Comme pour ne pas arranger les choses ou les compliquer davantage pour les anti-putschs au Mali, la Russie de Vladimir Poutine a fait son entrée sur scène avec le groupe privé militaire Wagner qui veille sur la sécurité du chef de l’Etat et est prêt aussi à offrir ses services dans la lutte contre le terrorisme. On annonce ce groupe aussi bien en Guinée, en République centrafricaine et peut-être bientôt au Burkina. Dans cette mouvance, l’homme fort de Bamako a déclaré, sans aucune précaution, que les élections tant exigées par les partenaires de son pays se tiendront dans cinq ans. La réaction de la Cedeao ne s’est pas fait attendre. Tous les pays membres de la Communauté ont été invités à fermer les frontières pour asphyxier économiquement le Mali. C’est la goutte qui a fait déborder le vase au Burkina, dans un pays où régnait déjà fortement une odeur de coup d’Etat.
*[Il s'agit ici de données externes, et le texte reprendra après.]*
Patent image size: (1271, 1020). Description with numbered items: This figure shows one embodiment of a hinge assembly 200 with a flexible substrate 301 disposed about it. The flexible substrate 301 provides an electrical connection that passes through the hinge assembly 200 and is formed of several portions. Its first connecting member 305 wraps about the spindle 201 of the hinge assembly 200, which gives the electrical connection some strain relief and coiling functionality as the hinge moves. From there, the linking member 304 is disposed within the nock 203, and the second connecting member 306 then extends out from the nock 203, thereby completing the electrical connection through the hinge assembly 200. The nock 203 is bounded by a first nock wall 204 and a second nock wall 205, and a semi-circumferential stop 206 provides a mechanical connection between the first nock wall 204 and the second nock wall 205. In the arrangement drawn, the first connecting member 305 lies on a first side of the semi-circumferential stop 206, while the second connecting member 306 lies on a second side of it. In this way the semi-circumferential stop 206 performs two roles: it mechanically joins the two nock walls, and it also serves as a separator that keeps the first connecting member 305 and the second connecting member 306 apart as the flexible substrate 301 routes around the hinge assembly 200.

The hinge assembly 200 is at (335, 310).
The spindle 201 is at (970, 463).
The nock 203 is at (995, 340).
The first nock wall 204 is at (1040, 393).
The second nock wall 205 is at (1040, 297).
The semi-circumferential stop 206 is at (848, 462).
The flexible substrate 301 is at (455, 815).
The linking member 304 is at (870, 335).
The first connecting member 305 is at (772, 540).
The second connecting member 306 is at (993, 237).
La descente de la population dans la rue pour contester cette décision sous régionale à l’encontre du peuple malien et surtout l’adhésion de Marc Kaboré à cette décision est venue jeter le feu aux poudres. Suite à cette manifestation, dans la nuit de samedi à dimanche, les casernes du pays se sont mutinées, et surtout les camps militaires Guillaume et Sangoule Lamizana. Tout ceci n’occulte en rien la corruption qui gangrène l’Armée de ces pays. Selon les sources sécuritaires, une cinquantaine de soldats ont perdu la vie dans le chaudron du nord du pays suite à une attaque djihadiste.

Les soldats, sous équipés et affamés ont été décimés, plongeant l’Armée dans une rancœur indescriptible vis-à-vis du pouvoir. Les évènements en cours au pays des hommes intègres doivent être interprétés en connexion avec la donne politique au Mali. Au moment où toutes les sources annoncent l’arrestation du président, la Cedeao parle en milieu d’après-midi de ce lundi 24 janvier de « tentative de coup d’Etat » et condamne « un acte d’une extrême gravité ».    

Comme il en avait été d’Alpha Condé en Guinée 

Mamady Doumbouya, tout comme Assimi Goïta (39ans) est un jeune officier de l’Armée guinéenne âgé de 41 ans. Les deux hommes ont une autre perception de la gestion du pouvoir. Ils semblent plus proches des conditions de vie de leur concitoyens. La chute de Condé est, selon cet ancien légionnaire de l’Armée française, liée à la corruption de son régime et surtout à la crise politique née de la modification de la constitution pour briquer un troisième mandat.

En 2018, il participe à une formation organisée au Burkina Faso par l’Armée américaine, réservée an particulier aux commandos des forces spéciales de la région. C’est à cette occasion, apprend-on, que le lieutenant-colonel Mamady Doumbouya et Assimi Goïta vont se lier d’amitié. Avec la décision de la Cedeao de fermer ses frontières avec le Mali, la Guinée a refusé de suivre, compliquant un peu plus la volonté d’Accra de faire chuter rapidement le régime malien. Ce qui se passe à Ouaga suscite une seule lancinante interrogation. A qui le tour ?  La donne sécuritaire à la Zone névralgique des trois frontières, qui se situe aux confluents territoriaux du Mali, du Burkina Faso et du Niger, porte tous les regards vers le Niger qui pourrait à son tour faire les frais suite aux exactions djihadistes.

En réalité, aucun pays n’est à l’abri, car la condamnation mièvre et le manque d’actions conséquentes des communautés sous régionales, de l’Union africaine ou de la France ouvrent un vaste couloir aux putschistes de foncer sans inquiétude vers les palais présidentiels en Afrique francophone. « Le printemps » des pays d’Afrique francophones subsahariens par la baïonnette ? Pour la petite histoire, Marc Roch Kaboré avait été réélu en 2020 au premier tour tout comme Alpha Condé sortait de sa victoire électorale. Il en avait été de même d’Ibk au Mali.